Übersetzungen sind ein wichtiges Mittel, die Stimmen Indigener Aktivisten und Künstlern international zu verstärken. Zu oft werden ihre Geschichten von nicht-Indigenen aus einer europäischen Perspektive erzählt. Die dominante Gesellschaft bestimmt so weiterhin das stark von Klischees geprägte Narrativ über Indigene Kultur, Identität und Spiritualität. Nur die Indigene Stimme selbst kann uns eine andere Perspektive zeigen. Hier kann der Übersetzer eine wichtige Rolle spielen, weil er wie immer nicht Erzähler sondern Übertrager einer Botschaft ist.
Bereits seit mehr als 20 Jahren beschäftige ich mich intensiv mit den Folgen kolonialer Geschichte für die ursprünglichen Bewohner Australiens – damals und heute. Es ist eine Geschichte von Unterdrückung, Enteignung, Kinderraub und Diskriminierung, aber auch von Widerstand, uralter Weisheit und einer Kultur, deren Ursprung mehr als 60.000 Jahre zurückreicht. Als ich gefragt wurde, ein Essay des international renommierten Kamilaroi, Kooma, Jiman und Gurang Gurang Künstlers und Aktivisten Richard Bell aus dem Englischen ins Niederländische zu übersetzen, fühlte ich mich sehr geehrt.
Aktivist maskiert als Künstler
Bell hat lange gesagt, er sei „ein Aktivist maskiert als Künstler“. Er nutze die Kunst als Bühne für politische Botschaften. Anders als die meisten Aboriginal Künstler, deren Werke in Europa gezeigt werden, ist er kein Vertreter traditioneller Aboriginal Art. Sein Werk wird der zeitgenössischen Kunst zugeordnet, bekommt aber nicht die entsprechende Aufmerksamkeit. Die bis heute von weißen Künstler:innen dominierte Welt der zeitgenössischen Kunst hegt noch immer Vorurteile gegen Urban Aboriginal Art. Die hat – aufgrund sozialer und ökonomischer Benachteiligung von Aboriginal People – einen oftmals aktivistischen Charakter. Sie ruft unangenehme Fragen auf, die die dominanten Narrative der westlichen Kunst anzweifeln.

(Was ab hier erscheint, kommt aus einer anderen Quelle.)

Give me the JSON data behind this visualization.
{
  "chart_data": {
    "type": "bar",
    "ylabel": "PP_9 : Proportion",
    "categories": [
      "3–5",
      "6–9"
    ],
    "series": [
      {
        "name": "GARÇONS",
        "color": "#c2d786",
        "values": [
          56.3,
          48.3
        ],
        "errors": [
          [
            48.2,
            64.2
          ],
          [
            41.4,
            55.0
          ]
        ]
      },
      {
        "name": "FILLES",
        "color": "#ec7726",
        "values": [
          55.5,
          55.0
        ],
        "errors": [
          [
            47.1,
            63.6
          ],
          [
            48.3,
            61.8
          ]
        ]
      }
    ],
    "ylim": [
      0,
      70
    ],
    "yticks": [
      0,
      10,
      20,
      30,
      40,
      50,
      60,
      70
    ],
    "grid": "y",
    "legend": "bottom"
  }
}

Traditionelle Aboriginal Kunst macht das mit seinem Reichtum an Spiritualität und jahrtausenderalter Weisheit auch. Sie wird aber entpolitisiert, weil Museen in Europa nicht dem Progressiven hinter dieser Kunst, sondern dem Ästhetischen Nachdruck verleihen. Wenn als Konsequenz ausschließlich diese Kunst als Aboriginal Kunst präsentiert wird, dann ist das laut Bell die einzige Aboriginal Kunst, für die sich Besucher und Zuschauer interessieren. Er spricht in diesem Zusammenhang von einer „Neo-ethnografischen Erfahrung“.
Bell’s Theorem
Richard Bell thematisierte die westliche Dominanz über die zeitgenössische Kunstproduktion erstmalig 2002 im Manifest „Bell’s Theorem. Aboriginal Art, It’s a White Thing“. Kurz vor der 15. Documenta 2022, bei der Bell mit einer großen Ausstellung im Fridericianum vertreten war, beendete er den zweiten Teil des Manifests. Der Titel lautet „Bell’s Theorem (Reductio ad Infinitum), Contemporary Art, It’s a White Thing“. Es war mir eine Freude und Ehre, dass ich für die Übersetzung dieses Dokuments angefragt wurde.
Die englischen un niederländischen Übersetzungen wurden vom Van-Abbe-Museum in Eindhoven für eine Ausstellung von Werken Bells im Rahmen der Serie Dwarsverbinding publiziert. Die Ausstellung lief Parallel zur Documenta 15. In den Niederlanden wurden bereits früher Werke von Bell im Stedelijk Museum Bureau Amsterdam sowie auf der Sonsbeek International in Arnhem gezeigt. Auch an anderen Orten ist sein Werk regelmäßig zu sehen. Nur in Australien war er kaum mit Soloausstellungen vertreten. Kritische Aboriginal Stimmen werden dort noch immer nicht gerne gehört.